Other team members included Jimmy Brewster, a sophomore majoring in finance; Ty Lamar, a junior majoring in finance; and Ben Yost, a sophomore majoring in electrical engineering.
The Duff & Phelps YOUniversity Deal Challenge encourages teams from all over the world to apply technical reasoning and critical thinking through key stages of the deal-making process to prepare a set of multi-million-dollar recommendations for judges.
This year, teams acted as investment banking consultants with a long list of objectives to valuate a newspaper publishing company using three different methods, determine whether a financial or strategic buyer would be the most advantageous option might be the best buyer and calculate total damages associated with a fictional policy that Google and Facebook would impose.
After researching different industry options, the team argued for a strategic buyer that would integrate the client’s operations into the buyer’s existing network.
“Ultimately, I think this team was interested in the material and was willing to put in the work necessary to turn in a quality product,” Carr said. “Each team member spent at least 90 or 100 hours working on this – most others teams probably weren’t that diligent.”
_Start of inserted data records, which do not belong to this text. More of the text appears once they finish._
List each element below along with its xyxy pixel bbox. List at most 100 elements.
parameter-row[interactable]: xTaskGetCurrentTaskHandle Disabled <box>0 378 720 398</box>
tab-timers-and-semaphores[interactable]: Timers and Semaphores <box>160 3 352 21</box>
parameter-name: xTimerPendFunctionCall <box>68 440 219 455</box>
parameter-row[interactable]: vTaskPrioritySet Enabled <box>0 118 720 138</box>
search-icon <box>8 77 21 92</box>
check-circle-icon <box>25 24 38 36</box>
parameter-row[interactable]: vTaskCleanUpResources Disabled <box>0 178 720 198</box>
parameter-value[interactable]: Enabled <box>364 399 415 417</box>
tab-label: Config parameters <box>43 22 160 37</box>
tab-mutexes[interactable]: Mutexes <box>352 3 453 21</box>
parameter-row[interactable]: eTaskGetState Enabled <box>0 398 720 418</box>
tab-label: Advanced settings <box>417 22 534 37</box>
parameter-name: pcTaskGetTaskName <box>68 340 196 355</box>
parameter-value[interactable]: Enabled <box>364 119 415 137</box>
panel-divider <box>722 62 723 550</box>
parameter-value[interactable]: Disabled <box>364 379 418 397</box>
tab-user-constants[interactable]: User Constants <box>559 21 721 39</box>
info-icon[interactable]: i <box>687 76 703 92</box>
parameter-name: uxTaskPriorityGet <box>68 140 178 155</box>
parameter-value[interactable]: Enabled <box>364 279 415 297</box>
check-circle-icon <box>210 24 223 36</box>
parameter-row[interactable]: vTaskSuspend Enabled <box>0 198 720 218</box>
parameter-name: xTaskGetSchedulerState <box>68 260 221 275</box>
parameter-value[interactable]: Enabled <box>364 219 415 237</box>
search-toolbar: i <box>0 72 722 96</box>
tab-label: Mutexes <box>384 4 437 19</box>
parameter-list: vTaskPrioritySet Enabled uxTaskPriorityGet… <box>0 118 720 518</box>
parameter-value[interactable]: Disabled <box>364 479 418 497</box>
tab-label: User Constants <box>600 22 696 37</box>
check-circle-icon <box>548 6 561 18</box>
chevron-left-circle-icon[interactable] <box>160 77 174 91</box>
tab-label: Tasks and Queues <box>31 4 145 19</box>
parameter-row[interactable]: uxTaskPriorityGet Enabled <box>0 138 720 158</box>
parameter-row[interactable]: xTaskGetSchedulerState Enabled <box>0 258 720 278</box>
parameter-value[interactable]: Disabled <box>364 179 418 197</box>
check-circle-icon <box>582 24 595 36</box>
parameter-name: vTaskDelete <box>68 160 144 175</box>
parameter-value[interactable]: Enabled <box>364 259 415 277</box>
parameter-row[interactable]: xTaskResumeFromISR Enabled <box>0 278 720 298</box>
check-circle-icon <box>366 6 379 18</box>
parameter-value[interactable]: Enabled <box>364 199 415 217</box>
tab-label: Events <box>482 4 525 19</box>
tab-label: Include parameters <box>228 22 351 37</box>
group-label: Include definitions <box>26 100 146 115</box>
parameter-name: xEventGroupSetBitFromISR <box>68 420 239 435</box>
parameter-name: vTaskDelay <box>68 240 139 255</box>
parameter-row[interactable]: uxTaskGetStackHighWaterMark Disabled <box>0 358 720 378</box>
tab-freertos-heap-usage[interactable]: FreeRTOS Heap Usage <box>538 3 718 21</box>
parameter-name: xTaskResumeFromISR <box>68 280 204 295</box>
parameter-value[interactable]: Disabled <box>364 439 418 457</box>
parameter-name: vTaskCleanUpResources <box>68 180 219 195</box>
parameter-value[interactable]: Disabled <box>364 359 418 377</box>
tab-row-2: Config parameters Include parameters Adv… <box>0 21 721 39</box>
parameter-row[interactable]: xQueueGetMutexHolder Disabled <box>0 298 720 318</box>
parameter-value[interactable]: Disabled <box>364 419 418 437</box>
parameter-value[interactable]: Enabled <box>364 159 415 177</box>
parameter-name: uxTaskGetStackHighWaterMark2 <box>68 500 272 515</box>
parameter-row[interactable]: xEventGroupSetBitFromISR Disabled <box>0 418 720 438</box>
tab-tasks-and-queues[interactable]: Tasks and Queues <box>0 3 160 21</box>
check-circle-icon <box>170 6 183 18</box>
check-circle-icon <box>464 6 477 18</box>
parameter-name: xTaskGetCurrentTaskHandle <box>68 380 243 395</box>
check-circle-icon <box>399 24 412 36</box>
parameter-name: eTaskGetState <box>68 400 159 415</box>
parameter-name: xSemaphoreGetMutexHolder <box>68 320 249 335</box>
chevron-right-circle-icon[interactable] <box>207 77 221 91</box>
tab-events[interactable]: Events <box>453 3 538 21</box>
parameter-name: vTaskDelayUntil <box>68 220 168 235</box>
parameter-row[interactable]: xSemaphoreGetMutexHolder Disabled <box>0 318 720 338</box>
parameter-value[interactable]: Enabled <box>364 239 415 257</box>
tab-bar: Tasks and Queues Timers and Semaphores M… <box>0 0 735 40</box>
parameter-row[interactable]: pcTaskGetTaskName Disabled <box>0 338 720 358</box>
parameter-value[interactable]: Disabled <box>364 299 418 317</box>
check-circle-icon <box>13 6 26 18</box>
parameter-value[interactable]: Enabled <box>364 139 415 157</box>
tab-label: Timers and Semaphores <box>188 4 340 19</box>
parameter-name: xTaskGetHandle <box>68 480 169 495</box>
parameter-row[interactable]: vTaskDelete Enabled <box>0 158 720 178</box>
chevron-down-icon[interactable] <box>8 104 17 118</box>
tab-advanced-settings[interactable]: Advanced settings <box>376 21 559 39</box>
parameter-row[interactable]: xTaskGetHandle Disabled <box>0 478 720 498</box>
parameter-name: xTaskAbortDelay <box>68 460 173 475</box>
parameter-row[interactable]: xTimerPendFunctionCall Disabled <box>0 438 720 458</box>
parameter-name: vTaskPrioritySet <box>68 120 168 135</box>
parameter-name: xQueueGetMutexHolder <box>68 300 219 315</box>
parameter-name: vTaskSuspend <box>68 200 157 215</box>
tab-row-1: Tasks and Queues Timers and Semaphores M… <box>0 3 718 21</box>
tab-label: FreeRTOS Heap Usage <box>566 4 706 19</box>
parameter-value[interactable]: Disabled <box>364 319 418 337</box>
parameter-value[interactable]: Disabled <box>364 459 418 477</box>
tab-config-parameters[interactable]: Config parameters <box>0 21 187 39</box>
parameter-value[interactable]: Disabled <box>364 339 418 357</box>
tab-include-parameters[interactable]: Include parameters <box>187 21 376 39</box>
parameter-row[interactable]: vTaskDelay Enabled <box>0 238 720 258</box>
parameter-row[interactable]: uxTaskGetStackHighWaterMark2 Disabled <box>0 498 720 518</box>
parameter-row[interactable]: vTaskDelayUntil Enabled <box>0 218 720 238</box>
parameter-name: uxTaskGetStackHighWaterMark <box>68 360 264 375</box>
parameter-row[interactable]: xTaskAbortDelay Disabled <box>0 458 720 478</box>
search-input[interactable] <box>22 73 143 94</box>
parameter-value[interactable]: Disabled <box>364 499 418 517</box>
That diligence helps distinguish students like Carr, Sullivan, Brewster, Lamar and Yost amongst their peers and within their job field, particularly in their efforts to further themselves without any specific preparatory classes.
“To be able to do this with almost no undergraduate academic classes that support these topics also goes to show that these students are willing to put in a lot of work on their own to get where they want,” Carr said. “It is a lot of time to do a project like this. It says that you are willing to go above and beyond.”
The project’s rigor resembles that of which the students will face in real-world investment banking situations and gives them a critical edge when looking for future employment.
“It gives students a great idea of what to expect from the industry,” Carr said. “In addition, these students can now use this competition as a point of discussion in interviews. Half of the team has already used this in interviews and landed offers.”
Carr will start full-time in July with Moelis & Company in New York City working in investment banking. Sullivan attained an investment banking internship with Wells Fargo Securities this summer in New York City. And Brewster and Lamar will also work as investment banking interns this summer.
The team’s diligence ultimately landed them as finalists with the University of Illinois and Brigham Young University, with Brigham Young pulling ahead as the winner.
“We were competing to win first, which is why 2nd place came as a slight disappointment,” Carr said. “Having said that, the team for this upcoming year will be shooting for 1st again and hopefully they can pull it off.”
Despite not placing first, the team’s achievement still displays the successful results and high return on in investment in the FMA.
“The stakeholders in FMA have spent a lot of time building it to what it is and seeing these results is encouraging,” Carr said. “In only four years, the organization has gone from nothing to being a finalist in international competitions.”